Pru e-mails to note "We demand justice, say grieving relatives" (the UK's Socialist Worker):
The family of Jean Charles de Menezes remembered him last week and asked for help in their struggle for the truth, writes Joseph Choonara
The family of the 27 year old Brazilian shot dead by armed police in south London, have cast further doubt on the police's version of events leading up to the shooting.
Police initially claimed that Jean was wearing a thick padded coat when he was shot and that he jumped the barrier at Stockwell tube station.
But Jean's cousins have revealed that he was wearing a light denim jacket and that he used his travel card to enter the tube. The family say they were given the information by police who had viewed CCTV footage from the station.
These revelations connect to existing questions, such as why the police allowed someone who they say was a suspected suicide bomber to board a bus and then enter the tube, without once challenging him.
There are deeper questions surrounding the policy of shoot to kill -- a policy introduced through police guidelines, which remain unpublished, and not even debated in parliament.

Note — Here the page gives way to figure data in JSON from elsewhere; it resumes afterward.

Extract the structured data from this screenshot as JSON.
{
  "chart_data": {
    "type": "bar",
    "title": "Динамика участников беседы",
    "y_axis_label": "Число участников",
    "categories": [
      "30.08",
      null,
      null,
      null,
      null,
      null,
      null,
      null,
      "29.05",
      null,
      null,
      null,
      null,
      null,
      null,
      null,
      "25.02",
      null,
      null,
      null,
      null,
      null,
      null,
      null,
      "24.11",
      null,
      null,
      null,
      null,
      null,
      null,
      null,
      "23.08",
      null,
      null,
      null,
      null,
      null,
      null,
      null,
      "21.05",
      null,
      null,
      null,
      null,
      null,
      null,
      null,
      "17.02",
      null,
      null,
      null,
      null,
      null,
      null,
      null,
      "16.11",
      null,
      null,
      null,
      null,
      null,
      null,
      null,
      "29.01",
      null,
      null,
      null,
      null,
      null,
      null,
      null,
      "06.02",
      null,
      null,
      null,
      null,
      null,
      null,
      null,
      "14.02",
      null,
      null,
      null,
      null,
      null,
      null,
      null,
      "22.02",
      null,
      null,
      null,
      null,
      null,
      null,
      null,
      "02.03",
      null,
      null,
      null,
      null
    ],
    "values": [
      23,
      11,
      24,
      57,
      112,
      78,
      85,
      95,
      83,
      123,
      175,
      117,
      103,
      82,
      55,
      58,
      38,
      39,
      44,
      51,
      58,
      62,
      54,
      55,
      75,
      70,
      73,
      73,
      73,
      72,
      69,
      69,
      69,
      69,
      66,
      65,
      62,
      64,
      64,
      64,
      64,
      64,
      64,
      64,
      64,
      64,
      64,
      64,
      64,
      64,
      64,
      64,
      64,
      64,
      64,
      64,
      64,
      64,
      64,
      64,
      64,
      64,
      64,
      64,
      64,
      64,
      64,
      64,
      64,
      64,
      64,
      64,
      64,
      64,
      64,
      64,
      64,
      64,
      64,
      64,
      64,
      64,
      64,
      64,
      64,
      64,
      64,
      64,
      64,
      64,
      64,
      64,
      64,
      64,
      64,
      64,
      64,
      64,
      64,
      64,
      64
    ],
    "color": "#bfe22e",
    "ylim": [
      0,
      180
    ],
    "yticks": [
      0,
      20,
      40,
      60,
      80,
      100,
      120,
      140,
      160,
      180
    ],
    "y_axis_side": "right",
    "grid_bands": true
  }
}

Alex Pereira, one of Jean's cousins, said last week that police wanted to shoot someone to show they took terrorism seriously.
Another of Jean's cousins, Alessandro Pereira, said, "I want justice for my cousin. Tony Blair has talked about the attacks on London and terrorists, but he has not mentioned my cousin."
Linking Jean's killing to the deaths of innocent Iraqis, he added, "The money that is wasted on war should go to a better cause. I would like the government to use this money to help people in Africa."
A number of events have taken place to remember Jean and to protest at his death. Around 200 people attended a Stop the War Coalition protest at Downing Street on Thursday of last week.
About 50 people attended an emergency meeting called by Lambeth Stop the War and held in Brixton, south London, near where Jean was killed.
A vigil at parliament on Friday of last week was called by the Jean Charles de Menezes Family Campaign.
It was followed by a service at Westminster cathedral, held simultaneously with Jean's funeral in Brazil. Alessandro Pereira made this tribute:
"Jean was aged 27. He was a young Brazilian man who came to London full of dreams and hopes. He loved London. He loved the fact that it was home to so many different people from around the world.
"Seven days ago he died--an innocent man who was shot dead by police officers. We have many questions about how he died. We want to find the truth.
"Today is about remembering Jean. At this very moment his funeral procession is beginning in our home town of Ganzaga. The streets are lined with the people of my town as they pay their respects to Jean.
"His death has destroyed Jean's mother and father. Jean was the youngest child. He was loved by everybody. He loved to talk, he loved to sing. Now we will never hear his voice again.
"We are all so destroyed. Nothing can bring Jean back or stop the hurt our family is feeling.
"But in this tragic time my family want to thank all our friends, all the people of London, including the Muslim community, who have given us so much support.
"This death could so easily have happened to somebody else's brother, father or cousin. I hope no other family suffers as we have suffered. Please help us in our quest for justice."